Center for the Arts and Humanities

Bicycles, Garbage, and Cameras: Three Contemporary Middle Eastern Films

Spring 2018
Haverford College

The films in “Bicycles, Garbage, and Cameras” convey stories of perseverance in the face of gender inequality, hope despite ongoing wars and ruins, and survival in a global world. They portray how people in the Middle East negotiate the social, economic, and political challenges they face daily.

Sponsored by the Haverford College Department of Anthropology, the Concentration in Middle Eastern & Islamic Studies, VCAM, and the Hurford Center for the Arts and Humanities’ Tuttle Fund for the Development of Visual Culture across the Curriculum.

All screenings are open to the public.

Organized by Zainab Saleh, Assistant Professor of Anthropology, Haverford College


Someone giving a demonstration on recycling

Garbage Dreams, 2009, 83 minutes
Directed by Mai Iskander

Tuesday, February 13, 2018
4:30 p.m.
VCAM Screening Room 001

GARBAGE DREAMS is a 2009 feature length documentary film produced and directed by Mai Iskander. Filmed over the course of four years, it follows three teenage boys born into the trash trade and growing up in the world’s largest garbage village, on the outskirts of Cairo, Egypt.

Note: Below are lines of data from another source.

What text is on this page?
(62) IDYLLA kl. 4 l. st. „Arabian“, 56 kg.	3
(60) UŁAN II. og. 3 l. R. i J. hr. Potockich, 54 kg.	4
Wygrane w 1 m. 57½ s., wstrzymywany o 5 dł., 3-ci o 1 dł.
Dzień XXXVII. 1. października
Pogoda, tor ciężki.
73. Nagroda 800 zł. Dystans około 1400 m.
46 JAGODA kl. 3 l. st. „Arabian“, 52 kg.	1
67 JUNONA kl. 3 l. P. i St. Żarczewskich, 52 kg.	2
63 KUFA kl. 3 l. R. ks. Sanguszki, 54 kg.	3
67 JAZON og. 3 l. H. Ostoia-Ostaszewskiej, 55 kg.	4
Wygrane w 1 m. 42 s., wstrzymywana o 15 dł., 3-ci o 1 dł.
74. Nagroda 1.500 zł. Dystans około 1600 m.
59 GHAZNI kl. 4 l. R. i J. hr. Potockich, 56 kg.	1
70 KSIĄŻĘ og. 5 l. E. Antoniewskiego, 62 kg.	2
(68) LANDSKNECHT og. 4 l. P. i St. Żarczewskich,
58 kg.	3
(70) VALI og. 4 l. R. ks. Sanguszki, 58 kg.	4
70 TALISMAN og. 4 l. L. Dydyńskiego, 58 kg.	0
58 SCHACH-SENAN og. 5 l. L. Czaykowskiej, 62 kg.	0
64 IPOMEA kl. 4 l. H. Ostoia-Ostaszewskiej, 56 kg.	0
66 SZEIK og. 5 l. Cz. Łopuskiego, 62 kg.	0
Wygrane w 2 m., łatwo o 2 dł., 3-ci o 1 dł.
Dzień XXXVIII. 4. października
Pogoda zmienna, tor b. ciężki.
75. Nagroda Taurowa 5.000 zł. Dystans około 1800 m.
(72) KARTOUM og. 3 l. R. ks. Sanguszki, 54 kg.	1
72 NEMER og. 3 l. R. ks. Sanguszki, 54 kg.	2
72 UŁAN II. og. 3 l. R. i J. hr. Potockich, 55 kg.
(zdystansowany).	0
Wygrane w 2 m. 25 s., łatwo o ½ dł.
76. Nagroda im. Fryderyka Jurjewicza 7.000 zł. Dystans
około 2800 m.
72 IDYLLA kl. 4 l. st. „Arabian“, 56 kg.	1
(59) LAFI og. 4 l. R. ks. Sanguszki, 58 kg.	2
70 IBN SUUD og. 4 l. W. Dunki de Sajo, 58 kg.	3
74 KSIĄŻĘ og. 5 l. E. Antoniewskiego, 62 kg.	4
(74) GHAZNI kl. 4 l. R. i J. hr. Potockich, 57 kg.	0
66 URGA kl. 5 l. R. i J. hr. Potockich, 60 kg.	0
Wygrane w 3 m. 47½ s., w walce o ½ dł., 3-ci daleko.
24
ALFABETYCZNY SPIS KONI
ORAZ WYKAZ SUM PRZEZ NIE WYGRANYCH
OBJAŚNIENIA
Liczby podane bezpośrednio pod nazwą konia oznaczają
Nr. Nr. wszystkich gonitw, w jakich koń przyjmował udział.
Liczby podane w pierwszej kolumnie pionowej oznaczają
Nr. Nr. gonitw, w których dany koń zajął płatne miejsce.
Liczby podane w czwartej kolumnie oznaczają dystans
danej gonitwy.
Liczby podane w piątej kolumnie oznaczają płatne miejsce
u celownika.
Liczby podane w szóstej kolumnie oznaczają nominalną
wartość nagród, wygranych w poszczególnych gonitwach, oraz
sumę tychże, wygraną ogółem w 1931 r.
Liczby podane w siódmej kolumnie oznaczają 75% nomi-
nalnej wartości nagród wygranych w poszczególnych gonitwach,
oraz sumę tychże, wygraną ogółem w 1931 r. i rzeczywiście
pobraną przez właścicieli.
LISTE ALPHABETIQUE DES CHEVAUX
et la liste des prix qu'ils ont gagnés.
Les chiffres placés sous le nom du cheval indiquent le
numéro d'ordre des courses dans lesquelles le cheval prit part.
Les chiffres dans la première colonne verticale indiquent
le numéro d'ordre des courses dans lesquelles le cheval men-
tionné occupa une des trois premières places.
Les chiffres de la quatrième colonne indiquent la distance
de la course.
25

A young Saudi girl stares longingly at bicycles

Wadjda, 2012, 98 minutes
Directed by Haifaa al-Mansour

Monday, March 19, 2018
4:30 p.m.
VCAM Screening Room 001

WADJDA is a movie of firsts. This first feature film shot entirely in Saudi Arabia is the story of a young girl living in a suburb of Riyadh determined to raise enough money to buy a bike in a society that sees bicycles as dangerous to a girl's virtue. Even more impressive, WADJDA is the first feature film made by a female Saudi filmmaker. In a country where cinemas are banned and women cannot drive or vote, writer-director Haifaa al-Mansour has broken many barriers with her new film.

A woman stands in front of a board covered with photos and letters

Open Shutters: Our Feelings Took the Pictures, 2008, 102 minutes
Directed by Maysoon Pachachi

Monday, April 23, 2018
4:30 p.m.
VCAM Screening Room 001

For a month, a group of women from 5 cities in Iraq live and work together in a traditional courtyard house in Damascus. Everyday they are out on the streets of the Old City practicing their photography. Back in the house, they draw and present ‘life maps’ to each other, telling their stories with a rare honesty, with humor and grief and anger. They unearth memories, buried in the course of just trying to survive 30 years of war and sanctions. The experience transforms them and, back in Iraq, they shoot hundreds of photographs, each imbued with the sharp truth of lived experience.


Zainab Saleh

Zainab Saleh

Zainab Saleh, Ph.D. Sociocultural Anthropology, Columbia University, is Assistant Professor in Anthropology at Haverford College. Her research focuses on memory, nostalgia, belonging, war, and violence in Iraq and the Iraqi Diaspora. She examines the transformative impact that the US occupation of Iraq had on the  London-based Iraqi community’s social and political landscape. She is currently working on a manuscript entitled Inhabiting Destruction: Exile, Political Subjectivity, and the Iraqi Diaspora.